Sentence increased for Calgary man who strangled wife, encased body in cement
The Alberta Court of Appeal has increased prison time for a Calgary man convicted of strangling his wife and entombing her body with cement in the basement of their home.
The appeal court has now added an additional three years to Shyback’s sentence, bringing his total sentence up to 10 years.
The panel of justices ruled the original trial judge’s “categorization of this manslaughter was demonstrably unfit,” adding two years for that offence.
An extra year was added for interfering with human remains.
“Considering all the circumstances, and having regard to the gravity of the offence and the degree of responsibility of the respondent, the sentence imposed was demonstrably unfit,” the written ruling reads.
Mitchell, 31, was last seen alive on Oct. 29, 2012.

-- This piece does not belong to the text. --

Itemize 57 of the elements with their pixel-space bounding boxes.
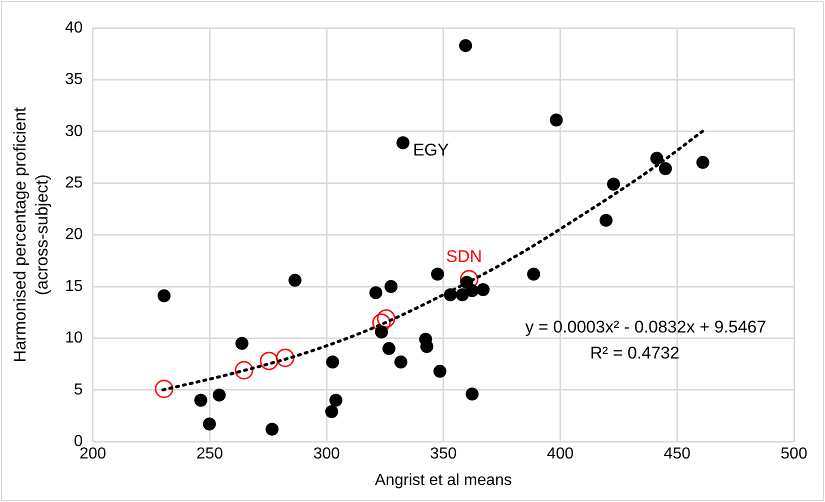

Shyback was later the target of an undercover police operation. He opened up to undercover officers in multiple recorded conversations during a police sting operation in Winnipeg.
He described a heated argument with Mitchell and said she lunged at him with a knife.
“I pushed back at her… At some point my hands were around her neck,” Shyback told the officer. “I remember trying to let go, trying to stop. And then she was gone.”
The recorded conversation continued with Shyback explaining he panicked and hid Mitchell’s body in the basement of their Ogden home.
“I boarded a little corner off. Mixed concrete. Poured it into the corner so there was a big kind of corner slab in the corner of the basement that was hidden by a lot of boxes and stuff,” he said.
Michell’s body was discovered in the basement of their home in a plastic bin encased in concrete.
Her mother, Peggy Mitchell, was in tears Thursday afternoon after receiving news of the increased sentence.
“It’s a weight off our shoulders,” Mitchell told Global News. “Relief.”
“We had said before it doesn’t really matter how long he gets… It’s out of our control.”
But Mitchell said Thursday the severity of the sentence does make a difference.
“It adds comfort. I’m glad he got more.”
Mitchell keeps a photo of Lisa in her bedroom and says she thinks of her daughter every day.
“I think of the things she’s missing out on with the kids,” Mitchell said.
Mitchell is raising her daughter’s children and knows one day they will ask questions.
She’s kept a record of all news articles and when they are ready, plans to explain what happened to their mother.
Shyback’s defence lawyer Balfour Der said he’s disappointed with Thursday’s decision.
“That’s the end of the road,” he told Global News. “There’s no further option of appeal.”
Der said he hadn’t yet spoken with his client.
“I know he will be disappointed.”
With credit for time already served, Shyback would have been eligible for release in the near future. Der said this decision will delay that process.